Зуб подвел новичка. Лет шестнадцати, коренастый. С неприметным лицом.
— Познакомимся, детка. Как тебя кличут?
— Том.
— А настоящее имя?
— Со всех сторон Том.
— Ну что ж, — согласился Буйвол, — и это неплохо. Что о себе расскажешь?
— Вот.
Новичок выложил перед Буйволом все содержимое карманов. Золотые часы на цепочке с мудреным замком. Паспорт и курортная книжка. Лотерейные билеты, деньги. Несколько фотографий.
Буйвол раскурил папироску. Молодая красивая женщина снята возле грязелечебницы. Все фотокарточки одинаковые, видно, только что получила.
— Биография подходящая, — заметил Буйвол, кивая на вещи. — А где сумочка?
Новичок протянул руку в сторону Нежнинки.
— Молодец, детка, — процедил Буйвол простуженным голосом.
— Я — Том.
— Ну, если нужна самостоятельность — пожалуйста. Разве мы к себе звали?
— Одному тошно.
— Хорошо, пусть будет Том. А на чем засыпался?
— Человек попал под электричку. И откуда только взялся? Подбегаю — готов. Обобрал его, а тут еще люди, милиция. Я — ходу… Потом смотрю в его паспорт: Басенюк Афанасий Петрович. А паспорт чудной, никогда не видел такого.
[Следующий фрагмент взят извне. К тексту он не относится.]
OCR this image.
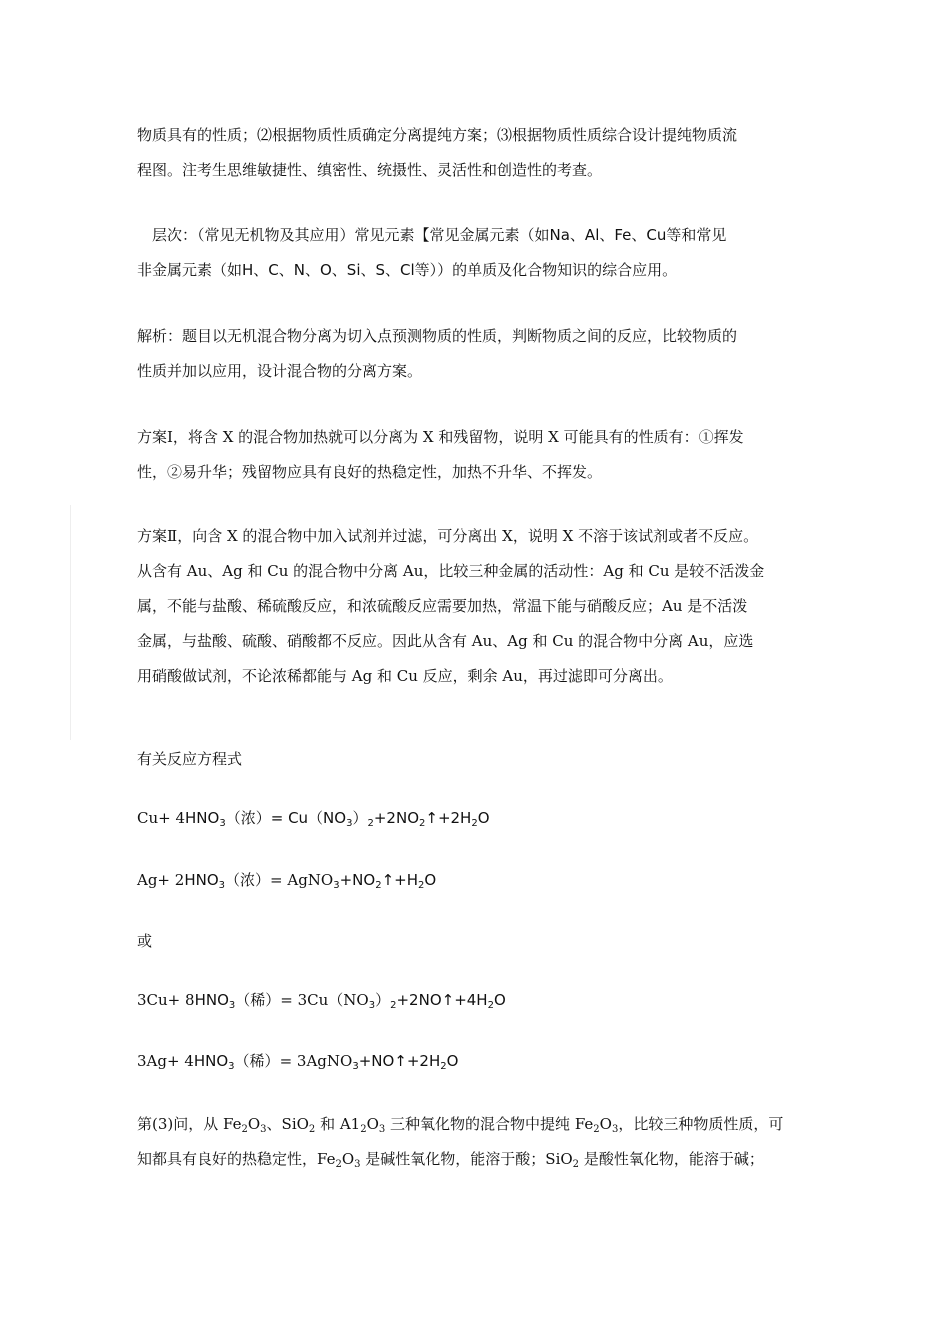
物质具有的性质；⑵根据物质性质确定分离提纯方案；⑶根据物质性质综合设计提纯物质流
程图。注考生思维敏捷性、缜密性、统摄性、灵活性和创造性的考查。
层次：（常见无机物及其应用）常见元素【常见金属元素（如Na、Al、Fe、Cu等和常见
非金属元素（如H、C、N、O、Si、S、Cl等））的单质及化合物知识的综合应用。
解析：题目以无机混合物分离为切入点预测物质的性质，判断物质之间的反应，比较物质的
性质并加以应用，设计混合物的分离方案。
方案Ⅰ，将含 X 的混合物加热就可以分离为 X 和残留物，说明 X 可能具有的性质有：①挥发
性，②易升华；残留物应具有良好的热稳定性，加热不升华、不挥发。
方案Ⅱ，向含 X 的混合物中加入试剂并过滤，可分离出 X，说明 X 不溶于该试剂或者不反应。
从含有 Au、Ag 和 Cu 的混合物中分离 Au，比较三种金属的活动性：Ag 和 Cu 是较不活泼金
属，不能与盐酸、稀硫酸反应，和浓硫酸反应需要加热，常温下能与硝酸反应；Au 是不活泼
金属，与盐酸、硫酸、硝酸都不反应。因此从含有 Au、Ag 和 Cu 的混合物中分离 Au，应选
用硝酸做试剂，不论浓稀都能与 Ag 和 Cu 反应，剩余 Au，再过滤即可分离出。
有关反应方程式
$Cu+ 4HNO_3$（浓）= $Cu(NO_3)_2+2NO_2↑+2H_2O$
$Ag+ 2HNO_3$（浓）= $AgNO_3+NO_2↑+H_2O$
或
$3Cu+ 8HNO_3$（稀）= $3Cu(NO_3)_2+2NO↑+4H_2O$
$3Ag+ 4HNO_3$（稀）= $3AgNO_3+NO↑+2H_2O$
第(3)问，从 $Fe_2O_3$、SiO$_2$ 和 $A1_2O_3$ 三种氧化物的混合物中提纯 $Fe_2O_3$，比较三种物质性质，可
知都具有良好的热稳定性，$Fe_2O_3$ 是碱性氧化物，能溶于酸；SiO$_2$ 是酸性氧化物，能溶于碱；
Сел я на первый поезд и уехал…
— Заливаешь складно.
— Правду говорю.
— А где чудной паспорт?
— Вот. — Том полез за пазуху.
Буйвол с любопытством изучил бордовые корки с золотым тиснением.
— Загранпаспорт?!
Зуб потянулся было тоже пощупать паспорт, но Буйвол плечом отодвинул.
— Теперь веришь? — спросил Том.
Буйвол пришел в отличное настроение:
— Все, что принесли, ваше. Хорошо поработали, детки.
Зуб забрал бумажник, из которого Буйвол уже вынул документы.
— Мое правило знаешь? Документы — штука опасная. Сам уничтожу.
Откуда-то появилась бутылка. Выпили из горлышка по очереди. Затем они прохаживались по тускло освещенному перрону. К платформе подошла электричка из Южногорска.
— Внимание, детки! — предупредил Буйвол.
Мужчина в плаще и офицер-пограничник, оживленно разговаривая, шли к стоянке такси.
— Завтра опять поедем вместе?
— Разумеется.
— А когда у вас процедуры?
— В четыре тридцать ванны.
— Устраивает. Там прямо и встретимся…
— Все слышали? — прошептал Буйвол и притянул дружков ближе к себе.
Истат показывает характер
Безусловно, ефрейтор Ковалдин хорошо знал, что восточноевропейскую овчарку лишь с конца прошлого века стали использовать в качестве розыскной и военной собаки, а впервые она была завезена в Россию накануне русско-японской войны. Но когда он начинал рассказывать про своего Амура, выходило, что его предки выносили раненых с поля Полтавской битвы. Тут Ковалдина нужно было останавливать, иначе дошел бы до индийского волка и ископаемой собаки бронзового века.
Последняя боевая операция надолго вывела овчарку из строя. Но вот уже несколько дней Амур наступал на лапы. Словно почувствовал, что на границе тревожно и болеть некогда. Сегодня утром Ковалдин возобновил тренировки. Он вывел Амура за дувал и дал волю.
— Гуляй!
Засидевшийся Амур с радостным лаем носился вокруг ефрейтора. Петр делал вид, что ловит его, и тогда Амур убегал большими пружинистыми скачками.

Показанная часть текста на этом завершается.